For a small toy with forward-only, you can simply use an medium sized NPN transistor as a switch in the negative lead (emitter to battery -, collector to motor -), with the base connected via a resistor to an arduino pin. A pragmatic approach would be to start with a large resistor such as 10K ohms and reduce the resistance just until the voltage drop across the transistor is reduced to about .6v - implying it is fully "on" and most of the battery voltage is available to the motor.

Doing forward-reverse control is more complicated - typically accomplished with an "H bridge driver" in which each leg of the motor can be connected to the negative battery terminal via an NPN transistor or the positive terminal via a PNP. Two control pins are required - 01 is one direction of rotation, 10 the other, while 00 and 11 both stop the motor.

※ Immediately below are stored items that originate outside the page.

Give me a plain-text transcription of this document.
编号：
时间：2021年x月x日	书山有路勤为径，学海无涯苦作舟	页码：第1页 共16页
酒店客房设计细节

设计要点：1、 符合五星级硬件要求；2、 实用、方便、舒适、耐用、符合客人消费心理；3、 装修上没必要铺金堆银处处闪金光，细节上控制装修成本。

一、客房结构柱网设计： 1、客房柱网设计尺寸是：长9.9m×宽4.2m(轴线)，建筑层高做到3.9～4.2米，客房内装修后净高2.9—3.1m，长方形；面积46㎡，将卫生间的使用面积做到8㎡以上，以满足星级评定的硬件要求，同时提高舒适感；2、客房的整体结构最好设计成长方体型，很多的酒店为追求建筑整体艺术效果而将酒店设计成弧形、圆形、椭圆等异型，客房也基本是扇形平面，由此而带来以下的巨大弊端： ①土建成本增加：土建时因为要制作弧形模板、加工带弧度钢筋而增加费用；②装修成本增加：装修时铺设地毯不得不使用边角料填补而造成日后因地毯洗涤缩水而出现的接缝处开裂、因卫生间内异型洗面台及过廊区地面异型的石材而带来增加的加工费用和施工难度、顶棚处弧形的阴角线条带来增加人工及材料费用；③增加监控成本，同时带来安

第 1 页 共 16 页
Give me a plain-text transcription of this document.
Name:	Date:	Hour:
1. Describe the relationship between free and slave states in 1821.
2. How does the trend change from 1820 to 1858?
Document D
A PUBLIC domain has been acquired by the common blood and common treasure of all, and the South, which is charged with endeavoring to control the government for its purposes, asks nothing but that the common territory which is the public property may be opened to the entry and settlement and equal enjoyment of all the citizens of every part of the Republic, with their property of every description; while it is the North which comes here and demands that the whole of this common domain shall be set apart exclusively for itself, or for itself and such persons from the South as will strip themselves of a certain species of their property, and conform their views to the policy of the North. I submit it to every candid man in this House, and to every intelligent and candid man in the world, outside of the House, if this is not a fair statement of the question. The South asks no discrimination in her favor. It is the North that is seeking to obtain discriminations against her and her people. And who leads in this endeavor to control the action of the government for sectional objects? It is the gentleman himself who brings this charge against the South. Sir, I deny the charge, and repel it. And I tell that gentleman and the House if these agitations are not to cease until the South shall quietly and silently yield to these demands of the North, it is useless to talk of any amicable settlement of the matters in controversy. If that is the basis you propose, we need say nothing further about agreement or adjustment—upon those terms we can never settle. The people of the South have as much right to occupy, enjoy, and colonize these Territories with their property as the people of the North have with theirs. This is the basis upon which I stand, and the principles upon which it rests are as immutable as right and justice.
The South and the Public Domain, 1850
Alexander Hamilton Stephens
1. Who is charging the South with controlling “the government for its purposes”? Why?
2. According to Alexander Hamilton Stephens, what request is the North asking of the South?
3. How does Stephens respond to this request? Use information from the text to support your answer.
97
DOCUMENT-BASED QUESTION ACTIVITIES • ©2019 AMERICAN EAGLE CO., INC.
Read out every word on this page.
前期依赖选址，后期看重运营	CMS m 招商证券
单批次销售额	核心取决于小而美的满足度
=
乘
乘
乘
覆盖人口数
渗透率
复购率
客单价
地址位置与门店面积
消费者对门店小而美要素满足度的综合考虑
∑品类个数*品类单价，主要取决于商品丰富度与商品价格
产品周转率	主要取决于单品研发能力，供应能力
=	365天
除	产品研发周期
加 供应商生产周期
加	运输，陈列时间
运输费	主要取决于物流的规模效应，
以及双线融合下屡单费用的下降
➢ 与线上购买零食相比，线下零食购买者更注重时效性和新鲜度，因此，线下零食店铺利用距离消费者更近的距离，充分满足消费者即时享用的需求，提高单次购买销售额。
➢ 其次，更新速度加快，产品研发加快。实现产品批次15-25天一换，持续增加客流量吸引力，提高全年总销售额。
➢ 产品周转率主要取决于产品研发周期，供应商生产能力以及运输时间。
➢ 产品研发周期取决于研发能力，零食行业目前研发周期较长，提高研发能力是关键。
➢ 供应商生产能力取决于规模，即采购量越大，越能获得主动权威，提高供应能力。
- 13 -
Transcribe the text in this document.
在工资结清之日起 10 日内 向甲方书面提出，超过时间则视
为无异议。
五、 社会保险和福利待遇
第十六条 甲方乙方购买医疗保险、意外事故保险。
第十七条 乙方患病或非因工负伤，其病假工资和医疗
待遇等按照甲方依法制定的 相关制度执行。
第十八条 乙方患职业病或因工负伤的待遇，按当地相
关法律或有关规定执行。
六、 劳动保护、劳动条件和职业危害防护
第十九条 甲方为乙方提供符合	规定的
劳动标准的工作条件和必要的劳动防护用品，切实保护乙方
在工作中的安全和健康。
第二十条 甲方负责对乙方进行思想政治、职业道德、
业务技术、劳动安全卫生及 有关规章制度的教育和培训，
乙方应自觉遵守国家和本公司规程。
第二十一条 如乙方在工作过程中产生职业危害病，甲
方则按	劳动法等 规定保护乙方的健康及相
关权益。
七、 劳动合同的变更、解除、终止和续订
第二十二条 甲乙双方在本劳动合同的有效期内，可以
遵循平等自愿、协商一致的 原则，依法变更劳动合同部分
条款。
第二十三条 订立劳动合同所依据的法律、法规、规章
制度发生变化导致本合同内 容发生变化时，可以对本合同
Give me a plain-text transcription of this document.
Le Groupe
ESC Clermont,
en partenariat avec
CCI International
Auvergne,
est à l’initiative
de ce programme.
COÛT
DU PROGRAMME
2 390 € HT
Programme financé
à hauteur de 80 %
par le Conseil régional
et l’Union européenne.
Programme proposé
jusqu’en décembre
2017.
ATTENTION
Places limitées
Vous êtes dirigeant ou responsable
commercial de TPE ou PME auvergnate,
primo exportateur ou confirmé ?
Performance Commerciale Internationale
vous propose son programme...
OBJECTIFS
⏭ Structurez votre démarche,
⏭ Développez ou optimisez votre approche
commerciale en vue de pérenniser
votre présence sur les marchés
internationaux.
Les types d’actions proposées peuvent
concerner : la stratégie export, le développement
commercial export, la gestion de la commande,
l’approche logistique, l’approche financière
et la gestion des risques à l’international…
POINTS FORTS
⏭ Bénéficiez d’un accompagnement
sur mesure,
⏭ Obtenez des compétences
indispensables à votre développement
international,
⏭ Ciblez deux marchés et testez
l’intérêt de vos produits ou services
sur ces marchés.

Building H bridges is a bit tricky - you have to be sure that the biasing is such that the NPN and PNP transistor on a side can't both be on at once and short out the power supply, but there are packaged solutions such as the L293 and L298 (which handles two motors).

Bipolar transistors do have substantial loss at low voltages, so higher performance vehicles typically use MOSFETs, but these are trickier to work with (especially in an H bridge configuration) and handle (they are subject to damage from static or overvoltage).